Jantung Delsin berdetak
cepat. Apa? Apa yang mungkin ada di bawah tempat tidurnya? Insting Delsin
adalah berlari keluar dari kamar itu. Tapi ia ingat kata-kata ibunya, bahwa ia
harus menjadi lelaki yang jantan. Ya. Delsin mencoba menerapkan hal itu.
Perlahan itu bergerak ke sisi tempat tidurnya, lalu dengan cepat menyingkap
seprai yang menutupi bagian bawah tempat tidur. Tapi…
Kosong.
Ya. Kosong. Hanya ada
setumpuk barang-barang tua berdebu yang ada di bawah tempat tidur itu. Delsin
tertawa seketika. Menertawakan dirinya sendiri yang sudah berpikiran terlalu
bodoh.
“Tidak ada apa-apa.”
Delsin tertawa, lalu duduk
bersandar pada tempat tidurnya. Ya. Mungkin ia hanya ketakutan karena ia
terlalu banyak membaca buku horor itu. Khayalannya menjadi kenyataan. Tidak ada
yang perlu ditakuti. Tapi, salah satu tangan Delsin tiba-tiba saja menyentuh
sesuatu yang dingin di lantai. Ketika ia melirik ke arah tangannya, ia memegang
sebuah tangan keriput berwarna kelabu dengan kuku hitam panjang.
“IBU!!! AYAH!!”
Delsin seketika berlari
keluar dari kamarnya, bergerak menuruni tangga lalu menghampiri keuda orang
tuanya yang sedang asyik menonton tv. Ekspresi yang ditunjukkan oleh kedua
orang tuanya sudah dapat ditebak. Mereka kesal dengan Delsin.
“Ada!” ucap Delsin tergesa.
“Monster di bawah tempat tidurku. Nenek tua itu…”
“DELSIN!” bentak ibunya.
“Hentikan omong kosongmu! Kau…”
“Kenapa kalian tidak percaya
padaku?” ucap Delsin kesal. “Ini nyata ibu, ayah. Kenapa kalian…, aku tidak mau
tidur di sana lagi!”
Ayah Delsin tiba-tiba saja
bangkit dari sofa lalu bergerak ke arah tangga.
“Ayo kita lihat!” ajak
ayahnya. Namun Delsin menggelengkan kepalanya.
“Tidak! Aku takut masuk
kesana lagi.”
“Kau bersamaku. Tidak
apa-apa. Ayo!”
Dengan perasaan berat,
Delsin bergerak mengikuti langkah ayahnya naik tangga menuju lantai dua.

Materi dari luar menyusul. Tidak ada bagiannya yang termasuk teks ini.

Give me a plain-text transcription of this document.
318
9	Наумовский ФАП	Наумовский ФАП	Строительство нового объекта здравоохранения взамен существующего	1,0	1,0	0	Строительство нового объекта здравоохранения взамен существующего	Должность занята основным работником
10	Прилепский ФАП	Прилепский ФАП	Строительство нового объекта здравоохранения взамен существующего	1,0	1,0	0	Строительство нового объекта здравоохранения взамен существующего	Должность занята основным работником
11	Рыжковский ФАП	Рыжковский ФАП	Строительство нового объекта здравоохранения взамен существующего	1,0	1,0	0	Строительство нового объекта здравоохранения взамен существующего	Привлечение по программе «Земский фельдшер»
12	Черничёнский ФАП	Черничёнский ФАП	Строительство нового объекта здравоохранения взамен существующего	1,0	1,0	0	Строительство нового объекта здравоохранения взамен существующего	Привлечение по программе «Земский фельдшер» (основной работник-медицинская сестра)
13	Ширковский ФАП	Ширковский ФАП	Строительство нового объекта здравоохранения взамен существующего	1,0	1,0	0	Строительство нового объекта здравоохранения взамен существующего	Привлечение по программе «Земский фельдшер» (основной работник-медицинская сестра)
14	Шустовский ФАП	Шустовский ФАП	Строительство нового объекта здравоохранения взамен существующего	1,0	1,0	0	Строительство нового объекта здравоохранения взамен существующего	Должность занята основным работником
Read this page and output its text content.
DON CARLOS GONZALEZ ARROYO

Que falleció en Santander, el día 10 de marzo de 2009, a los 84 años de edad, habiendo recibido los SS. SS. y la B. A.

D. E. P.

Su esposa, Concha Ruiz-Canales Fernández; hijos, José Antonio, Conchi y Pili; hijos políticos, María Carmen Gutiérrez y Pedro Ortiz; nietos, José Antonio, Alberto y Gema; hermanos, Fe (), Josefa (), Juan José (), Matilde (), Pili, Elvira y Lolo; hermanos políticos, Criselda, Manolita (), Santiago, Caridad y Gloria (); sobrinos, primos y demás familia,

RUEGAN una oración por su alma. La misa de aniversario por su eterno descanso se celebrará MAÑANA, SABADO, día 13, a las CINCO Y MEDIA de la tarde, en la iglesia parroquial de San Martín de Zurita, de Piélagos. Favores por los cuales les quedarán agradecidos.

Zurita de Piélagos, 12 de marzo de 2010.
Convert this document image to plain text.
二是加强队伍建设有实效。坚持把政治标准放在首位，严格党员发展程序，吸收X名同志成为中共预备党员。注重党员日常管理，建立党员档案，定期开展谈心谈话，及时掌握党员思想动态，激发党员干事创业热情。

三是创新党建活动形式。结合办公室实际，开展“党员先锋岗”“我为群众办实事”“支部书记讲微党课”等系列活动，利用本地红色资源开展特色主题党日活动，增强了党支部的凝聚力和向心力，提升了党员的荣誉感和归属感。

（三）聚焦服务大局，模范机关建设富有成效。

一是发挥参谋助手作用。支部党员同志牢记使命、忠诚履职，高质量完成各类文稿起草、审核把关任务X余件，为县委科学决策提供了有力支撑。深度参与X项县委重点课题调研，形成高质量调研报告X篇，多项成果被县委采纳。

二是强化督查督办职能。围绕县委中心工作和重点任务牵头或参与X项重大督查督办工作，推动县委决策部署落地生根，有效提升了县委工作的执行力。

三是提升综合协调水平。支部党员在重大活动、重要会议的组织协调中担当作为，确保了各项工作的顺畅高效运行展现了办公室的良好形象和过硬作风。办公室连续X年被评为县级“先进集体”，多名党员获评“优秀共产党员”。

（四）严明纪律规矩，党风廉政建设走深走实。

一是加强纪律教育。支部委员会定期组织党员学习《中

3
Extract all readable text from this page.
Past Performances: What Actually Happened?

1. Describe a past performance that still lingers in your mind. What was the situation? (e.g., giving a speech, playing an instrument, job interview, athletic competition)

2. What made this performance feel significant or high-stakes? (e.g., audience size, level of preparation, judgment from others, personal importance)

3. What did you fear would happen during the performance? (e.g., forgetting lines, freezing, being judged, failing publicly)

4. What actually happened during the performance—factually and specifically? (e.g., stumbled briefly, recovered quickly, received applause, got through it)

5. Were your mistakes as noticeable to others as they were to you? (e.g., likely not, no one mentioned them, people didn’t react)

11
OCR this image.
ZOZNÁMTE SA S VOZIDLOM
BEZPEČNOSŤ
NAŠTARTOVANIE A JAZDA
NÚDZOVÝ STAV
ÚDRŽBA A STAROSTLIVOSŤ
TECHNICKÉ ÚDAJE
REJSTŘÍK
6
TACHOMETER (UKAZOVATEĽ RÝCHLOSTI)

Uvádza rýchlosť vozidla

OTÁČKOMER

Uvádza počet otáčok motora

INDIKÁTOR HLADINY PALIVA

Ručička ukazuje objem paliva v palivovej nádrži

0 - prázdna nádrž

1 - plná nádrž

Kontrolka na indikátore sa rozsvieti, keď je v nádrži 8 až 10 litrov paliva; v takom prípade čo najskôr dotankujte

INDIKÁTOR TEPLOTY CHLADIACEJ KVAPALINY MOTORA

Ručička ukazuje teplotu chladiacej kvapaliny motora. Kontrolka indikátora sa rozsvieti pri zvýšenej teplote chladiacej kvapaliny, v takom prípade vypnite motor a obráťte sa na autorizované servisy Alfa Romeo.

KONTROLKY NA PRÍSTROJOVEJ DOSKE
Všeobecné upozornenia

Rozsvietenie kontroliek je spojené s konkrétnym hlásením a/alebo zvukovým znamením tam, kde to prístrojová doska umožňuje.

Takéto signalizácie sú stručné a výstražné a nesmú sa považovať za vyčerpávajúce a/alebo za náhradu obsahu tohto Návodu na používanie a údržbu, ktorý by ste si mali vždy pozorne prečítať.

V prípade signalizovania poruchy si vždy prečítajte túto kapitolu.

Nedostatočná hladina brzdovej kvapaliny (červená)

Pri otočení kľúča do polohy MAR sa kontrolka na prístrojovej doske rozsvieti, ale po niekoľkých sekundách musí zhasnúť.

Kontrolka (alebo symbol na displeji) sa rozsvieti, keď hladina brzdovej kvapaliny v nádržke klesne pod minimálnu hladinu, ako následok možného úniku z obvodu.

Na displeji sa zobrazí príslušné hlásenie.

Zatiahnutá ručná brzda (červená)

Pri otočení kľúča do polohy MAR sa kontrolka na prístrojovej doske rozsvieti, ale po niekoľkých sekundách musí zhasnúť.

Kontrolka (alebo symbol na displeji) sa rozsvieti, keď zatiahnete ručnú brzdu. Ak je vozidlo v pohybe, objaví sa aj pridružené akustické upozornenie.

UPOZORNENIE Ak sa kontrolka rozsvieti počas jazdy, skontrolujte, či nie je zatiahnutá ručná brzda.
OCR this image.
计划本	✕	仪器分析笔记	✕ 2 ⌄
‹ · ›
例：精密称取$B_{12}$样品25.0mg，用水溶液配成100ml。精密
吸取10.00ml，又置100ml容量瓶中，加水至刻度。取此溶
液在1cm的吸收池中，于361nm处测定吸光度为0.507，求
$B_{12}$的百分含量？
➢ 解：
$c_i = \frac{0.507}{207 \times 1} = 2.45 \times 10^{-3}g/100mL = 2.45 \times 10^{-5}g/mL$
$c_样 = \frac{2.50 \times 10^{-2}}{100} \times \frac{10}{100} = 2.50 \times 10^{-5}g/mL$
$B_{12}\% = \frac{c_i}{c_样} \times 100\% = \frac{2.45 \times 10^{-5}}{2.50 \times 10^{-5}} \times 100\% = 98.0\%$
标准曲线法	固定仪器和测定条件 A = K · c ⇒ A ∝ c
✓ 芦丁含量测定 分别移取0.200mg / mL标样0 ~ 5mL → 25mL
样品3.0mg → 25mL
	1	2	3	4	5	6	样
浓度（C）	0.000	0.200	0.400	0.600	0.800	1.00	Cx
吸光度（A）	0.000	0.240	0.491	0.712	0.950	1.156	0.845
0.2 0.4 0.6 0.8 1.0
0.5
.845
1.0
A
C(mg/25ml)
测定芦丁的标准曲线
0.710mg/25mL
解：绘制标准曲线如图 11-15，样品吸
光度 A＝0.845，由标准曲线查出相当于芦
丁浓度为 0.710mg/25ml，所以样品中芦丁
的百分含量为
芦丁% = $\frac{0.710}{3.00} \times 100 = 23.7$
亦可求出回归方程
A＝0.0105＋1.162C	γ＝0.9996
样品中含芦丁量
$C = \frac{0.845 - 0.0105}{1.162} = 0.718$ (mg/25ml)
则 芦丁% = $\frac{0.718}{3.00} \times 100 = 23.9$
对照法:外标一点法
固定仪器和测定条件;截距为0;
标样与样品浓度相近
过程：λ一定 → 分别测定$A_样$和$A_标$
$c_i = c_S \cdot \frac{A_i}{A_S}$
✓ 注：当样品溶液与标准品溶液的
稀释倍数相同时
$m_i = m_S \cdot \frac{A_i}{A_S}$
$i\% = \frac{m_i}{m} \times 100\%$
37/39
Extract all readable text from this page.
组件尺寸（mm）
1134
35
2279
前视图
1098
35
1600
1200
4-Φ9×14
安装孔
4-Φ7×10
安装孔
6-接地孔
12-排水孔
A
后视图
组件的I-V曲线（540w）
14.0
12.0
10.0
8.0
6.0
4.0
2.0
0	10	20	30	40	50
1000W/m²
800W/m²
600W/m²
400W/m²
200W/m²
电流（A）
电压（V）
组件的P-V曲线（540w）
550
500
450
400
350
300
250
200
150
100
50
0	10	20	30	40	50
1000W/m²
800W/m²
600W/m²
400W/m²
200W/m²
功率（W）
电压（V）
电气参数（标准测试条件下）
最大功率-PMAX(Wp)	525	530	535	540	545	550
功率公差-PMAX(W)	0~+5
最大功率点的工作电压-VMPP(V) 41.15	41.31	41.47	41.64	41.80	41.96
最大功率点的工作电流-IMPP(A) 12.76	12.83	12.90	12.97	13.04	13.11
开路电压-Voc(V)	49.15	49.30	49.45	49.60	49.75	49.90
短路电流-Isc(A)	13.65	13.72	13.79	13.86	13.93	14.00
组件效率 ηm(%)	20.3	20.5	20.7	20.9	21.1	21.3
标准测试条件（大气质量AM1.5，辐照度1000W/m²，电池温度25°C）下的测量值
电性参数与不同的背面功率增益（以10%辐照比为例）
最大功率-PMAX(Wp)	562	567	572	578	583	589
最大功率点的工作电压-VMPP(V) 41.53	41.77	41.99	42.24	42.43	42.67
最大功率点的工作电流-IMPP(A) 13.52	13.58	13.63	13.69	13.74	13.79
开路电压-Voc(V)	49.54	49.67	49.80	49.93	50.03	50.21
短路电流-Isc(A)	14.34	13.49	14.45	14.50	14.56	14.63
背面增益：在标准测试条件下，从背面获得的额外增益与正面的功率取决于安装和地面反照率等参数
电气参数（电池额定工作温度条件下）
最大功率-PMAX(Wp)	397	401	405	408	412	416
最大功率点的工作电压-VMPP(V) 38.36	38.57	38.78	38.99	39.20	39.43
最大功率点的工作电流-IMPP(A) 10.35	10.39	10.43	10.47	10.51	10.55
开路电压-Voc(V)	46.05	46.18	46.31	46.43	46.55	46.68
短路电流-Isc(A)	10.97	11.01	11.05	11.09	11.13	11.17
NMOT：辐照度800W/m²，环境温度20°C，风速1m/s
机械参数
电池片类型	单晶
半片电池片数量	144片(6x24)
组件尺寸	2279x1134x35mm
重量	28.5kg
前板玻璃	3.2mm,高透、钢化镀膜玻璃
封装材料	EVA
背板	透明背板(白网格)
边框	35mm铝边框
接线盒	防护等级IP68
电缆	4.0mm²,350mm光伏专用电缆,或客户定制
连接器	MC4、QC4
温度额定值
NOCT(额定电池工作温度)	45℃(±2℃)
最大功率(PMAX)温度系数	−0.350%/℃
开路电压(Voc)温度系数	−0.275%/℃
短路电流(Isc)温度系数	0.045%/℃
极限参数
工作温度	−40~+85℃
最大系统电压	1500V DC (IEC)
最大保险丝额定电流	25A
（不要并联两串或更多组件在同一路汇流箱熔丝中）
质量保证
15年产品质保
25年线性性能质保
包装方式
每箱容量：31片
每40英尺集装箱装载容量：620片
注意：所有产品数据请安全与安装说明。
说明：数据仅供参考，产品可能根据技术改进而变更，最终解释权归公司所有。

Jantung Delsin berdetak semakin brutal saat ia hampir mencapai kamarnya, dimana
tadi ia menemukan tangan dari nenek tua itu.
“Delsin, kemari!” ucap
ayahnya dari dalam kamar. Saat itu Delsin belum berani untuk melangkah masuk ke
dalam kamarnya sendiri.
Delsin mengintip dari pintu.
Ayahnya terlihat berdiri di samping tempat tidurnya sambil mengamati sekitar.
Ayahnya itu kemudian juga memeriksa kloset yang bermasalah itu.
“Delsin, masuk!”
Dengan langkah berat, Delsin
mencoba memberanikan dirinya untuk masuk kembali ke dalam kamarnya. Ia sapukan
pandangannya ke setiap sudut, berharap, tidak ada lagi tangan keriput ataupun
sosok nenek tua dengan mata merah itu.
“Lihat, ‘kan?” ucap ayahnya
sambil menunjuk pada kloset yang terbuka. “Tidak ada monster di dalamnya,
Delsin. Kau hanya berkhayal, berhasulinasi karena ketakutanmu itu.”
“Tapi di bawah tempat
tidur…”
Ayah Delsin bergerak lagi ke
arah tempat tidur yang ada di tengah ruangan itu. Lalu dengan gerak gesit,
tangan ayahnya menyingkap seprai yang menutupi bagian samping tempat tidur.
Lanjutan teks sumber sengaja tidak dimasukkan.